A gaggle of dusty, hot and tired students trudged unceremoniously up to the home built by Gunsite’s founder, the late Colonel Jeff Cooper. We were warmly greeted by Mrs. Cooper, and welcomed to look around. Mrs. Cooper was as gracious and charming a hostess as I’ve ever seen. To her, class and warmth and grace come naturally.
The views from the deck are priceless, stretching out over the vast expanse of valley to distant mountains. But the real majesty of this house lies inside.
A cross between a museum and library, gun vault and shrine, the interior of the Sconce (meaning a small, detached fort), as Mrs. Cooper’s home is known, is as magnificent as the views outside.
Col Cooper had a vast library of books, to match his varied interests, and a few singular mementos. Of course, it almost goes without saying that trophies taken around the world and firearms–each with some particular significance–were there, as well; I will leave them for others to describe in greater detail.
Photographs of Col. and Mrs. Cooper, along with other family members, line the walls and shelves. Mrs. Cooper is, by any measure, a devoted spouse and her love for her husband is evident in almost every thing she does. The attention she devotes to his memory borders on worship. Yet, who can blame her? Col. Cooper was, in many respects, larger than life, and a true American hero.
The entire home is, in effect, a tribute to Col. Cooper, from its site to its construction to its contents.
But perhaps the greatest tribute to the late Col. Cooper is not some object or saying or slogan or view, no matter how spectacular. The greatest tribute to Col. Cooper is that his legacy of preparing–one class at a time–Gunsite students to defend themselves and their loved ones from violent criminals is both ongoing and enduring.
Thanks, JT, for the thoughtful post!
Why I love surplus rifles
I recently acquired a 98k Mauser. I had been leery of buying surplus guns for a long time…afraid that I would end up with an expensive piece of junk. But I decided that the time was ripe to pick one up. If nothing else, I figured I would have an action that I could use for something more tricked out.
What I ended up with was a Russian capture 98k. For those who don’t know what that means, let me ‘splain. At the end of the war, the Soviets captured a whole mess of German rifles. Russians being Russians, they packed them away in cosmoline, waiting for the time that might be needed to arm peasants. Then, at some point in their history, the Soviets signed a disarmament treaty with the US. The treaty specified a certain number of arms needed to be rendered unfit for military service. The Soviets, a pratcial people, promptly disposed of the front sight hoods, cleaning rods, and action locking screws for these rifles, and declared them de-milled. Everyone left happy. The Russians later sold off them off for surplus.

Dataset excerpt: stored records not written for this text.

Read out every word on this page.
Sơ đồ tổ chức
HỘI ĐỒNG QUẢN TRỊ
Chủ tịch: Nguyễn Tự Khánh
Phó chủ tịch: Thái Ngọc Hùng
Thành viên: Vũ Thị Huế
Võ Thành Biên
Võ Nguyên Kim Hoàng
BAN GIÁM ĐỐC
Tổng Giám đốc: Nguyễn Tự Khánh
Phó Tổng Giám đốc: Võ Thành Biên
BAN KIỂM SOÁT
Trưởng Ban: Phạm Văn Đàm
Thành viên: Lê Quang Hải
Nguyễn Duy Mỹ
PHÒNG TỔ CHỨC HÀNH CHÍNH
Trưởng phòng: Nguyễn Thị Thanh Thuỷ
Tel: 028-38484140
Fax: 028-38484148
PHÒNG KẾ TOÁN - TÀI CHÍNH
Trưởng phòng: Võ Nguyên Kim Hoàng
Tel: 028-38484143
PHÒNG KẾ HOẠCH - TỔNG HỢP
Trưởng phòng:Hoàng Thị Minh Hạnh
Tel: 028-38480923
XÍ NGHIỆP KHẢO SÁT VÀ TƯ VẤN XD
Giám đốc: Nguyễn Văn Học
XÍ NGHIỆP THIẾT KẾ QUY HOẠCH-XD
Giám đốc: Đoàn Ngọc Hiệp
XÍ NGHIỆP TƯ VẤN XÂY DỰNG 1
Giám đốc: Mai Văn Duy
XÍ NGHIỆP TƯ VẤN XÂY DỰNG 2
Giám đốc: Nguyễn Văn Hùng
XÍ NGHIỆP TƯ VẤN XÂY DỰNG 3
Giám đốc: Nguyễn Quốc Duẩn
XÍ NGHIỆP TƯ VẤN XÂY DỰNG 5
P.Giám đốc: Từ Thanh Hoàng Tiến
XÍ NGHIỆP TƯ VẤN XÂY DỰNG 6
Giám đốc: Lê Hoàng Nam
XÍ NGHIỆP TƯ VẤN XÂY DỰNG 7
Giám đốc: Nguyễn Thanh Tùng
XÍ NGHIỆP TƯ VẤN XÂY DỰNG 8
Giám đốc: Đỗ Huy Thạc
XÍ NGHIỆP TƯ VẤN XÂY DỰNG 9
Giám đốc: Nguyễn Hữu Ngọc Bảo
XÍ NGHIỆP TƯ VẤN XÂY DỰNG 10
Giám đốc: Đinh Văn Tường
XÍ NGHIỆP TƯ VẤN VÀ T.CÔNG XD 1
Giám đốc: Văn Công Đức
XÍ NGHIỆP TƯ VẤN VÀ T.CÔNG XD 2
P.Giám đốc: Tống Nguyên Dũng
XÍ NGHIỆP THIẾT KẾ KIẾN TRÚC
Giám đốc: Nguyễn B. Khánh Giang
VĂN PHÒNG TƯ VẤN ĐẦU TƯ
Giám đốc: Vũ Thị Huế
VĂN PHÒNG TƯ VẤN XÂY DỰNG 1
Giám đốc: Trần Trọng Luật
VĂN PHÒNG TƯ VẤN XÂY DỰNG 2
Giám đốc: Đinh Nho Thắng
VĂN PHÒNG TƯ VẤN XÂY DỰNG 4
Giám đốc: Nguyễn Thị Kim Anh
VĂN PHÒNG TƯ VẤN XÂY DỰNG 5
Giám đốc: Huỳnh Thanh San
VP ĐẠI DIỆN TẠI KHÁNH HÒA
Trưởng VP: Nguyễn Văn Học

When I got the gun home, I cleaned off the crusted cosmoline and wiped down the stock with Murphy’s oil soap. I looked up the manufacturing codes. It’s not a rare rifle. The bolt serial number doesn’t match the reciever. There is ugly Soviet electric pencil serial numbers scratched on the top of the bolt, where it was force matched at whatever Soviet arsenal it was refinished. My original intent was to strip it down to the action, and have it be a project gun that I could build up and practice my gunsmithing “skills.”
But the more I held it, and worked the action, and thought about the history behind the gun, I decided I just couldn’t do it. My wife is a history teacher…and this gun was a piece of living history. Did some poor German hold it while shivering on the Eastern front after being sent to his death by that madman in Berlin? Or did it sit in some arms room until being captured and maimed by the Russians and dragged back behind the Iron Curtain? And isn’t that maiming part of history, too, and a monument to silly, feel good treaties?
Firearms are history distilled into an object that you can touch and hold and smell. You can look at the rough workmanship on a ’43 Nagant and really see the effects of the war on a country rushing to produce enough arms to defend itself. Or pick up the weight of a Garand and imagine, in your minds eye, what a trooper ready to hit the ramp on D-Day must have felt.
So, my 98k will go into the safe, unmolested, until some day in the future, when I tell my daughter stories of what her great-grandfather did during the war, at Normandy and beyond. And how her British great-grandmother had two houses bombed out from under her. And let her hold my my guns and touch and feel and smell a part of history.